(This work was done by Vivek Lingegowda during his internship at Intel.)
When parallel applications have to initialize their data from file as their input or write result data to file as their output, when not optimized, the data read/write can become a limiting factor for the multi-threaded application’s performance in a multi-core environment. Such file I/O bottlenecks can be easily overcome in data parallel applications. Data parallel applications are those where data can be distributed among threads for concurrent processing without the need for sharing or communication between them.
In this blog we will consider the example of Blackscholes – a data-parallel application that is part of the PARSEC benchmark suite. We will show how optimizing data read/write can significantly improve the scalability of the multi-threaded application.
Blackscholes prices a portfolio of options with the Black-Scholes partial differential equation. The application input is a file with rows of options data with each row containing details for one option. The input dataset we used consists of 2.5 million options. During the initialization phase, the application uses a single thread to read the options data from file line by line and initialize the data structures. It then uses multiple threads in parallel to compute the prices for all the options, and then finally writes the result prices one per option to an output file line by line in a single thread serially. The graph below shows the performance scaling of the application for varying number of threads on a system with 80 logical cores [Performance Ratio: Application run time with 1 thread/Application run time with x threads]

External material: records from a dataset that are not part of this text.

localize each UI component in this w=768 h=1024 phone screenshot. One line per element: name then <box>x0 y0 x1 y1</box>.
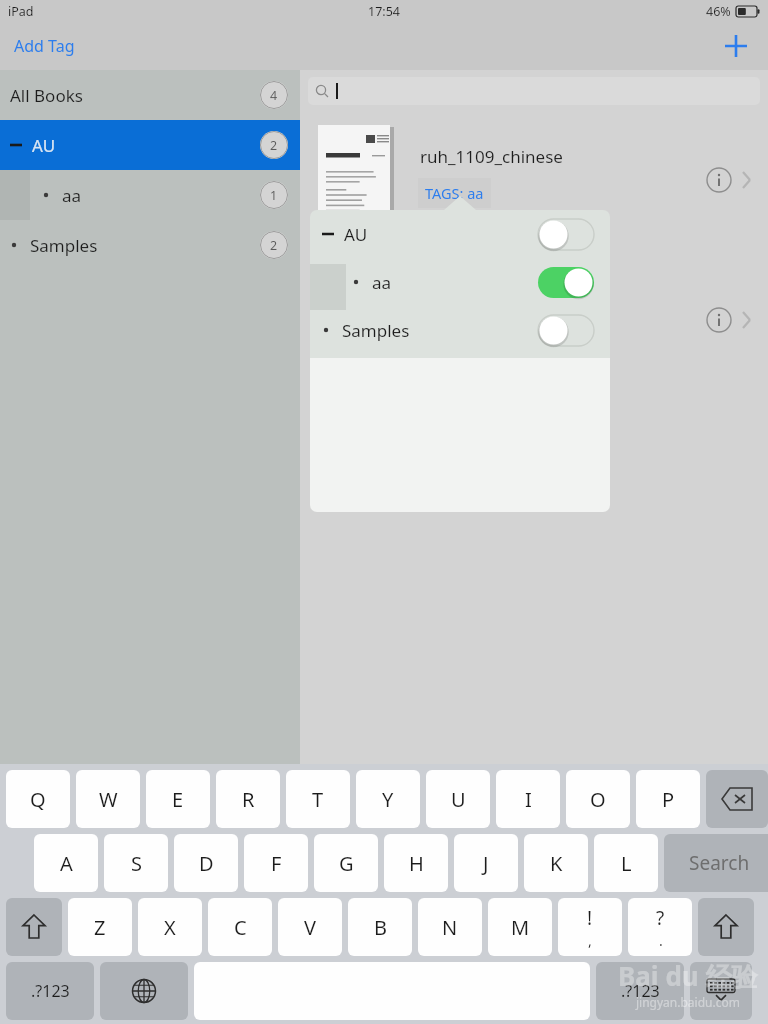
button[interactable]: S <box>104 834 168 892</box>
staticText: L <box>621 850 632 877</box>
button[interactable]: AU <box>0 120 300 170</box>
button[interactable]: Shift <box>698 898 754 956</box>
button[interactable]: A <box>34 834 98 892</box>
staticText: AU <box>344 223 368 246</box>
button[interactable]: I <box>496 770 560 828</box>
staticText: M <box>511 914 530 941</box>
staticText: W <box>99 786 118 813</box>
button[interactable]: D <box>174 834 238 892</box>
staticText: P <box>662 786 675 813</box>
staticText: aa <box>372 271 392 294</box>
button[interactable]: L <box>594 834 658 892</box>
button[interactable]: aa <box>310 258 610 306</box>
staticText: E <box>172 786 184 813</box>
button[interactable]: Q <box>6 770 70 828</box>
staticText: D <box>199 850 214 877</box>
button[interactable]: O <box>566 770 630 828</box>
staticText: U <box>451 786 466 813</box>
button[interactable]: Y <box>356 770 420 828</box>
staticText: ? <box>656 905 665 931</box>
button[interactable]: Add Tag <box>6 29 83 63</box>
staticText: B <box>374 914 387 941</box>
button[interactable]: X <box>138 898 202 956</box>
staticText: J <box>483 850 489 877</box>
button[interactable] <box>308 77 760 105</box>
button[interactable]: W <box>76 770 140 828</box>
button[interactable]: H <box>384 834 448 892</box>
staticText: O <box>590 786 606 813</box>
staticText: X <box>164 914 176 941</box>
button[interactable]: R <box>216 770 280 828</box>
button[interactable]: Add <box>718 28 754 64</box>
staticText: iPad <box>8 3 34 20</box>
staticText: Add Tag <box>14 35 75 57</box>
staticText: jingyan.baidu.com <box>636 994 740 1010</box>
staticText: ! <box>587 905 593 931</box>
staticText: All Books <box>10 84 83 107</box>
button[interactable]: aa <box>0 170 300 220</box>
button[interactable]: E <box>146 770 210 828</box>
button[interactable]: All Books <box>0 70 300 120</box>
button[interactable]: Off <box>538 219 594 250</box>
staticText: K <box>550 850 563 877</box>
button[interactable]: Z <box>68 898 132 956</box>
staticText: A <box>60 850 73 877</box>
staticText: H <box>409 850 424 877</box>
button[interactable]: Samples <box>310 306 610 354</box>
staticText: aa <box>62 184 82 207</box>
staticText: Bai du 经验 <box>618 958 758 994</box>
button[interactable]: C <box>208 898 272 956</box>
staticText: G <box>339 850 354 877</box>
staticText: 46% <box>706 3 731 20</box>
staticText: ruh_1109_chinese <box>420 145 563 168</box>
button[interactable]: Off <box>538 315 594 346</box>
button[interactable]: Samples <box>0 220 300 270</box>
button[interactable]: Shift <box>6 898 62 956</box>
button[interactable]: Info <box>704 305 734 335</box>
staticText: TAGS: aa <box>425 183 484 203</box>
button[interactable]: B <box>348 898 412 956</box>
staticText: Search <box>689 850 750 876</box>
staticText: .?123 <box>31 980 70 1002</box>
staticText: I <box>525 786 532 813</box>
staticText: . <box>659 931 663 950</box>
staticText: T <box>312 786 324 813</box>
button[interactable]: Change keyboard <box>100 962 188 1020</box>
button[interactable]: P <box>636 770 700 828</box>
staticText: 1 <box>270 187 278 204</box>
staticText: Samples <box>342 319 410 342</box>
button[interactable]: K <box>524 834 588 892</box>
button[interactable]: V <box>278 898 342 956</box>
button[interactable]: U <box>426 770 490 828</box>
staticText: S <box>131 850 142 877</box>
staticText: N <box>442 914 458 941</box>
staticText: Q <box>30 786 46 813</box>
button[interactable]: J <box>454 834 518 892</box>
staticText: AU <box>32 134 56 157</box>
button[interactable]: N <box>418 898 482 956</box>
button[interactable]: TAGS: aa <box>418 178 491 208</box>
staticText: V <box>304 914 316 941</box>
staticText: 2 <box>270 237 278 254</box>
staticText: Z <box>94 914 106 941</box>
button[interactable]: On <box>538 267 594 298</box>
staticText: Samples <box>30 234 98 257</box>
staticText: R <box>242 786 255 813</box>
staticText: 2 <box>270 137 278 154</box>
button[interactable]: Hide keyboard <box>690 962 752 1020</box>
staticText: Y <box>382 786 394 813</box>
button[interactable]: ? <box>628 898 692 956</box>
button[interactable]: Info <box>704 165 734 195</box>
staticText: F <box>271 850 282 877</box>
button[interactable]: G <box>314 834 378 892</box>
button[interactable]: F <box>244 834 308 892</box>
button[interactable]: .?123 <box>596 962 684 1020</box>
button[interactable]: ! <box>558 898 622 956</box>
button[interactable]: AU <box>310 210 610 258</box>
button[interactable]: Search <box>664 834 768 892</box>
button[interactable]: Backspace <box>706 770 768 828</box>
button[interactable]: .?123 <box>6 962 94 1020</box>
button[interactable]: T <box>286 770 350 828</box>
button[interactable]: M <box>488 898 552 956</box>
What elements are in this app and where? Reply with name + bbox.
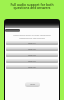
button[interactable]: Item #4 [6, 59, 58, 63]
button[interactable]: Item #2 [6, 47, 58, 51]
staticText: Item #2 [28, 48, 36, 51]
button[interactable]: App bar [5, 23, 59, 28]
staticText: Full audio support for both questions an… [0, 2, 64, 10]
staticText: Lorem ipsum dolor sit amet consectetur a… [6, 34, 58, 39]
staticText: Item #5 [28, 66, 36, 69]
staticText: Item #4 [28, 60, 36, 63]
button[interactable]: Menu [5, 29, 20, 32]
staticText: Item #1 [28, 42, 36, 45]
button[interactable]: Item #5 [6, 65, 58, 69]
staticText: Item #3 [28, 54, 36, 57]
button[interactable]: Item #1 [6, 41, 58, 45]
staticText: NEXT [30, 83, 36, 86]
button[interactable]: Item #3 [6, 53, 58, 57]
button[interactable]: NEXT [25, 82, 40, 87]
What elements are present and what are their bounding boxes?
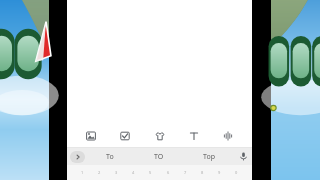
button[interactable]: 6 <box>167 170 170 175</box>
button[interactable]: Expand toolbar <box>70 151 85 163</box>
button[interactable]: Text format <box>184 126 204 146</box>
button[interactable]: TO <box>134 148 184 165</box>
staticText: 2 <box>98 170 101 175</box>
staticText: 1 <box>81 170 84 175</box>
button[interactable]: 4 <box>132 170 135 175</box>
staticText: 4 <box>132 170 135 175</box>
staticText: TO <box>154 152 164 162</box>
button[interactable]: 8 <box>201 170 204 175</box>
button[interactable]: To <box>85 148 134 165</box>
button[interactable]: 9 <box>218 170 221 175</box>
button[interactable]: 7 <box>184 170 187 175</box>
button[interactable]: Checklist <box>115 126 135 146</box>
button[interactable]: Insert image <box>81 126 101 146</box>
button[interactable]: 0 <box>235 170 238 175</box>
staticText: To <box>106 152 114 162</box>
button[interactable]: 1 <box>81 170 84 175</box>
button[interactable]: 2 <box>98 170 101 175</box>
staticText: 7 <box>184 170 187 175</box>
button[interactable]: Voice <box>218 126 238 146</box>
staticText: Top <box>203 152 215 162</box>
staticText: 9 <box>218 170 221 175</box>
staticText: 0 <box>235 170 238 175</box>
button[interactable]: Top <box>184 148 234 165</box>
staticText: 8 <box>201 170 204 175</box>
button[interactable]: Stickers <box>150 126 170 146</box>
staticText: 3 <box>115 170 118 175</box>
button[interactable]: 5 <box>149 170 152 175</box>
staticText: 5 <box>149 170 152 175</box>
button[interactable]: Voice input <box>234 148 252 165</box>
staticText: 6 <box>167 170 170 175</box>
button[interactable]: 3 <box>115 170 118 175</box>
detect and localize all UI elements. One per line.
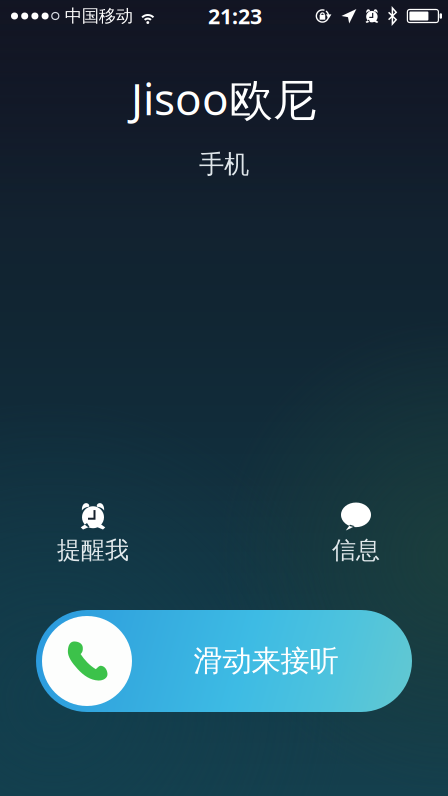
staticText: 滑动来接听 xyxy=(194,643,338,679)
staticText: Jisoo欧尼 xyxy=(131,69,317,128)
staticText: 中国移动 xyxy=(65,5,133,27)
staticText: 21:23 xyxy=(208,2,262,30)
staticText: 手机 xyxy=(199,149,249,180)
button[interactable]: 滑动来接听 xyxy=(36,610,412,712)
staticText: 信息 xyxy=(332,536,380,565)
button[interactable]: 提醒我 xyxy=(28,502,158,565)
staticText: 提醒我 xyxy=(57,536,129,565)
button[interactable]: 信息 xyxy=(291,502,421,565)
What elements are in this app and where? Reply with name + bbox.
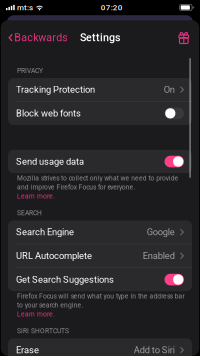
button[interactable]: Learn more.	[17, 192, 189, 201]
staticText: Learn more.	[17, 192, 55, 200]
staticText: SIRI SHORTCUTS	[17, 327, 69, 335]
button[interactable]: Get Search Suggestions	[8, 268, 192, 291]
button[interactable]: Send usage data	[8, 150, 192, 173]
button[interactable]: Search Engine	[8, 220, 192, 244]
staticText: to your search engine.	[17, 301, 84, 309]
staticText: Search Engine	[16, 227, 74, 238]
staticText: Block web fonts	[16, 108, 81, 119]
button[interactable]: Tracking Protection	[8, 78, 192, 101]
staticText: SEARCH	[17, 209, 42, 217]
staticText: Tracking Protection	[16, 84, 95, 95]
staticText: Firefox Focus will send what you type in…	[17, 292, 184, 300]
staticText: mt:s	[17, 3, 33, 12]
button[interactable]: URL Autocomplete	[8, 244, 192, 267]
staticText: Google	[147, 227, 175, 238]
button[interactable]: Learn more.	[17, 310, 189, 319]
staticText: Learn more.	[17, 310, 55, 318]
staticText: Erase	[16, 345, 39, 356]
staticText: Enabled	[143, 250, 175, 261]
staticText: Mozilla strives to collect only what we …	[17, 174, 178, 182]
staticText: Settings	[80, 31, 120, 44]
staticText: URL Autocomplete	[16, 250, 92, 261]
button[interactable]: Block web fonts	[8, 102, 192, 125]
button[interactable]: Backwards	[1, 31, 68, 44]
staticText: Backwards	[14, 31, 68, 44]
staticText: Add to Siri	[134, 345, 175, 356]
staticText: and improve Firefox Focus for everyone.	[17, 183, 135, 191]
staticText: On	[164, 84, 175, 95]
staticText: Send usage data	[16, 156, 84, 167]
staticText: PRIVACY	[17, 67, 43, 74]
staticText: 07:20	[101, 3, 123, 12]
button[interactable]: Gift	[179, 30, 199, 46]
button[interactable]: Erase	[8, 338, 192, 356]
staticText: Get Search Suggestions	[16, 274, 114, 285]
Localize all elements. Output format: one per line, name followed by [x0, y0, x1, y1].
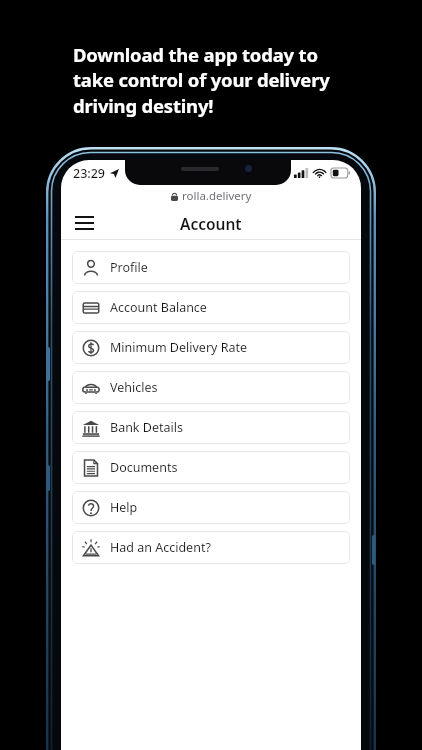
button[interactable]: Help: [72, 491, 350, 524]
staticText: 23:29: [73, 165, 106, 182]
staticText: Documents: [110, 459, 178, 476]
button[interactable]: Account Balance: [72, 291, 350, 324]
staticText: Had an Accident?: [110, 539, 211, 556]
button[interactable]: Documents: [72, 451, 350, 484]
staticText: Account: [180, 213, 242, 234]
button[interactable]: rolla.delivery: [61, 186, 361, 206]
button[interactable]: Bank Details: [72, 411, 350, 444]
button[interactable]: Open menu: [67, 206, 101, 240]
button[interactable]: Had an Accident?: [72, 531, 350, 564]
staticText: Minimum Delivery Rate: [110, 339, 248, 356]
staticText: Download the app today to take control o…: [73, 42, 330, 119]
staticText: Profile: [110, 259, 148, 276]
staticText: Bank Details: [110, 419, 183, 436]
button[interactable]: Minimum Delivery Rate: [72, 331, 350, 364]
staticText: Help: [110, 499, 138, 516]
button[interactable]: Vehicles: [72, 371, 350, 404]
staticText: rolla.delivery: [182, 188, 252, 204]
button[interactable]: Profile: [72, 251, 350, 284]
staticText: Vehicles: [110, 379, 158, 396]
staticText: Account Balance: [110, 299, 207, 316]
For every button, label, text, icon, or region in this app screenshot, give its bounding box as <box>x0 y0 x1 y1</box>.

Figure 1: Blackscholes Pre-Optimization Performance Scaling
From the above graph it can be seen that there is no performance gained by increasing the number of threads above 15.
The below MPSTAT chart shows the CPU loads at different instants of time over the course of the application running time when run with 80 threads.
Figure 2: MPSTAT data showing the CPU load at different instants of time
Here we see that when the application is run with 80 threads, 65% of the time is spent on reading and initializing options data from file serially and another 25% of the time is spent on writing the results to file serially. The performance scaling tops out at 15 threads because the processing time of the serial parts of the application begins to outweigh the processing time spent in the parallel parts. This is a good example of Amdahl’s law – the serial part of the program imposes limitations on the overall performance gains of the applications. Adding more threads/CPU cores is not going to help unless we optimize the serial part of the application.
We will now look into one of the approaches taken to optimize the application data read/write for better performance scaling.
Optimizing Data initialization:
During the application initialization phase, rather than reading options data from file line by line, the complete file data is read in bulk to an in-memory buffer and pointers to each option data are created through tokenizing the buffer in a single thread. Subsequently options data reading and initialization to data structures is parallelized by distributing the options data pointers among threads. Now multiple threads concurrently read the options data and also process them to compute prices.
Optimizing data writing:
After multiple threads concurrently process the options data, instead of a single thread writing the results line by line to an output file, multiple threads concurrently write the results to their part of a common output buffer. When all parallel threads are done with writing the results to the buffer, the complete buffer is written in bulk to an output file in a single thread.
The below graph compares the performance of the BlackScholes application after optimization.
Figure 3: Blackscholes Performance scaling after Optimization
With the above approach of data read/write optimization we are able see 5x speedup in the application, thus by optimizing the serial part we can improve the overall performance of a parallel application.